You should buy her some flowers, do that thing with your eyes, and try to find her purple thong. I predict that she will calm down eventually. She always does. In the meantime, you can come play video games with Aries and me, but only if you promise not to call him a Pushy Ass-Hat. It wasn’t his fault that she threw the really pointy shoe at you.


I predict that you will grow up to be an astronaut if you really, really want to and work very hard to learn all about astronauting. The Emperor of my planet says it’s not really that difficult. You can borrow my sister’s space ship. I will run the view screen for you and tell you some of the buttons to push, but we will have to make sure we know where the manual is because I don’t know about all the buttons.


Since it is tax time, I predict that you can dance around in the IRS office as much as you want, and even if you do get someone there to take you seriously without calling the police, they still won’t be able to find your papers again this year, because you don’t actually have any papers. They really just want you to go away. I would take them up on it. Remember how much bail was last year? (Did they ever let you write that off or not?)

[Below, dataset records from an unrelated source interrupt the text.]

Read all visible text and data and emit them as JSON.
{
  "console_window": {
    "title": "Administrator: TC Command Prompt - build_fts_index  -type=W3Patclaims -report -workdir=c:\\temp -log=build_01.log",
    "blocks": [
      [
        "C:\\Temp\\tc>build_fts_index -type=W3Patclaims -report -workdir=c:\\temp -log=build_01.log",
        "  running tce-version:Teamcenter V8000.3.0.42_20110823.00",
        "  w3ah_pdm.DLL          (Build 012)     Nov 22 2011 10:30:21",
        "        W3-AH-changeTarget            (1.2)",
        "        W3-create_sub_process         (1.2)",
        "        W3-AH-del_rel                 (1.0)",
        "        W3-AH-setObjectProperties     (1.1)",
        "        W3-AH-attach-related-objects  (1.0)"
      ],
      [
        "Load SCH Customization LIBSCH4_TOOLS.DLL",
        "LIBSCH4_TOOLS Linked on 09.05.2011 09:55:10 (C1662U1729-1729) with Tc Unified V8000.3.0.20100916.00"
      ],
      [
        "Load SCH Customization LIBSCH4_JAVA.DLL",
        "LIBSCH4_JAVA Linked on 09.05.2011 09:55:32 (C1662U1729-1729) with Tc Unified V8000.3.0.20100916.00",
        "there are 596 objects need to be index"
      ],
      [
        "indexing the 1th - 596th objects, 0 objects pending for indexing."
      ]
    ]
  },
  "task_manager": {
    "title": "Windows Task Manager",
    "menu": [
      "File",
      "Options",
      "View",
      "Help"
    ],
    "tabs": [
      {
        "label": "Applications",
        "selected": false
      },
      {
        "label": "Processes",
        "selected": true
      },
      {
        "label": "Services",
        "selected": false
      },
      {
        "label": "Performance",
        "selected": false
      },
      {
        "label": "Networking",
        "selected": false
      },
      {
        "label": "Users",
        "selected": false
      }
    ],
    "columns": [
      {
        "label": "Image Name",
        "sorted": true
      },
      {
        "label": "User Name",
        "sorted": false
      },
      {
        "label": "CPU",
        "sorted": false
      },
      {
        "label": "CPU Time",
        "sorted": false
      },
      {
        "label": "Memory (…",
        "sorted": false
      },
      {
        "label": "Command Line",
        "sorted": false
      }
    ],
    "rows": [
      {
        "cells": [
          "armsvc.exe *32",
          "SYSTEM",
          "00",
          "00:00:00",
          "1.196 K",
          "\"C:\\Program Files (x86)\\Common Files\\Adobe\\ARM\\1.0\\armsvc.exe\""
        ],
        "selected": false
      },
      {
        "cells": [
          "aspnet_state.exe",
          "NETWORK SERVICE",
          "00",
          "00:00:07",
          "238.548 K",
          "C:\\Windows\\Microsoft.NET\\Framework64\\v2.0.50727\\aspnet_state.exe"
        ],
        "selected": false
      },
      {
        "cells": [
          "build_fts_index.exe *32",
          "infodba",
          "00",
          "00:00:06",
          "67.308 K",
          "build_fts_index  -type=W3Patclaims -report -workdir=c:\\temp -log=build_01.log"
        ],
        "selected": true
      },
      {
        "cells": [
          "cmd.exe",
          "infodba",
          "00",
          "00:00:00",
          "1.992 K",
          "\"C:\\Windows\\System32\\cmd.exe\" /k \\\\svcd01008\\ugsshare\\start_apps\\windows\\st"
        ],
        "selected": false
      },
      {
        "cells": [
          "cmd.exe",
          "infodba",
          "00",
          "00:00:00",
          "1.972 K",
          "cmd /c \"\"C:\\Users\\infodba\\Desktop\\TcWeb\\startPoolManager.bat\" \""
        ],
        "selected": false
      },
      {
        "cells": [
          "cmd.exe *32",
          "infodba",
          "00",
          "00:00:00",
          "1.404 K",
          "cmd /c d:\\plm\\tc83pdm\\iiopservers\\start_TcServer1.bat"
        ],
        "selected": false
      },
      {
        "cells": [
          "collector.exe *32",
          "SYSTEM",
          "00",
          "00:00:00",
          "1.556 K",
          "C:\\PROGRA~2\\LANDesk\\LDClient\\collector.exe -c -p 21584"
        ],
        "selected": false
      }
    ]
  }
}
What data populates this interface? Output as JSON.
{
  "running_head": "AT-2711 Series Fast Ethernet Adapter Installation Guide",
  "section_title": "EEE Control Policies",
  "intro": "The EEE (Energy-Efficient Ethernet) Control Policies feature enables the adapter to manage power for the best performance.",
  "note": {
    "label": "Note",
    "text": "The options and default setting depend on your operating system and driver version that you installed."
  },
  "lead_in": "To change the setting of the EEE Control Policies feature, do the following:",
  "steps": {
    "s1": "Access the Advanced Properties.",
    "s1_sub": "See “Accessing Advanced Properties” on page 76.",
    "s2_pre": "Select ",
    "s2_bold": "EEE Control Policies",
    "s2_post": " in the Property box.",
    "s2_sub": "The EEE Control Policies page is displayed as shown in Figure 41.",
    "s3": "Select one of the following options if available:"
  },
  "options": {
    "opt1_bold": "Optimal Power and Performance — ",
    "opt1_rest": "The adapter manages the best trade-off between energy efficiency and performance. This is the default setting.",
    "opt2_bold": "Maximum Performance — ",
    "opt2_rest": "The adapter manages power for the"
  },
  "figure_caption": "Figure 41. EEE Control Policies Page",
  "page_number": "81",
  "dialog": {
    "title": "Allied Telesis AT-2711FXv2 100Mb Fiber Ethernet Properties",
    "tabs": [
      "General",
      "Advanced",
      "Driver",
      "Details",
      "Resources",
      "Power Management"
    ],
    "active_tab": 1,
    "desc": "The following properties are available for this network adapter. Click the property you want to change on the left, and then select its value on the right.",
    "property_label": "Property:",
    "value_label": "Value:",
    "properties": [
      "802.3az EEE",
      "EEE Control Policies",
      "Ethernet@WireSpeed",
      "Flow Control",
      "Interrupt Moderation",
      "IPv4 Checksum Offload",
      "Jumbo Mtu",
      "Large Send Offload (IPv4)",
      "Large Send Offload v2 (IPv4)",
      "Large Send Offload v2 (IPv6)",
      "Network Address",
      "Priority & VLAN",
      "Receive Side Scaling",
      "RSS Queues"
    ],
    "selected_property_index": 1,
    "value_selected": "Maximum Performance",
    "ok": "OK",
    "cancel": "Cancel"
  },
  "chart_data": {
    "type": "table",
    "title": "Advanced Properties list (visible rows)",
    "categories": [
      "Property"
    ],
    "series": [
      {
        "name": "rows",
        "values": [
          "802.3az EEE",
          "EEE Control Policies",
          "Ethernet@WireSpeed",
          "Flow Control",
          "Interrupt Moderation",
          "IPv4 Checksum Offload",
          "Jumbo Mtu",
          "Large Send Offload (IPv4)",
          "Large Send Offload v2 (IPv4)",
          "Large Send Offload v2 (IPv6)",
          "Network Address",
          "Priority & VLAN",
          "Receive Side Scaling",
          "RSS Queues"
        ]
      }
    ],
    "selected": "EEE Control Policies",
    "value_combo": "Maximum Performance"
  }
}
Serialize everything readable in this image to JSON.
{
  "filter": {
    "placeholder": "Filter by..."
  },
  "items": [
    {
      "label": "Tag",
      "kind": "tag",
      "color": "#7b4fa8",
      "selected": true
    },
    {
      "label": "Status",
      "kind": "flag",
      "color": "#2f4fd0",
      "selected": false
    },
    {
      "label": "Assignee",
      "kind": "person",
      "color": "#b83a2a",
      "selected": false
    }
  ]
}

I predict that you will spend a lot of time in the basement hanging over the Bunsen burner with the fumes. When you come back upstairs, Virgo could use some help with the grill. The god damned gas nozzle is all loose again, and no one knows where the fucking wrench is. I also predict that something is going to get smeared on something else and you might as well take responsibility for it right now.


I predict that you will take your medication just like the instructions say but it doesn’t work like it’s supposed to all the time, since it’s really only supposed to be a supplement to the therapy and  you have to keep up with the exercises your doctor gives you even if you’d rather play video games. Quit worrying about how many rules everyone else is breaking. Pisces only needs to worry about Pisces.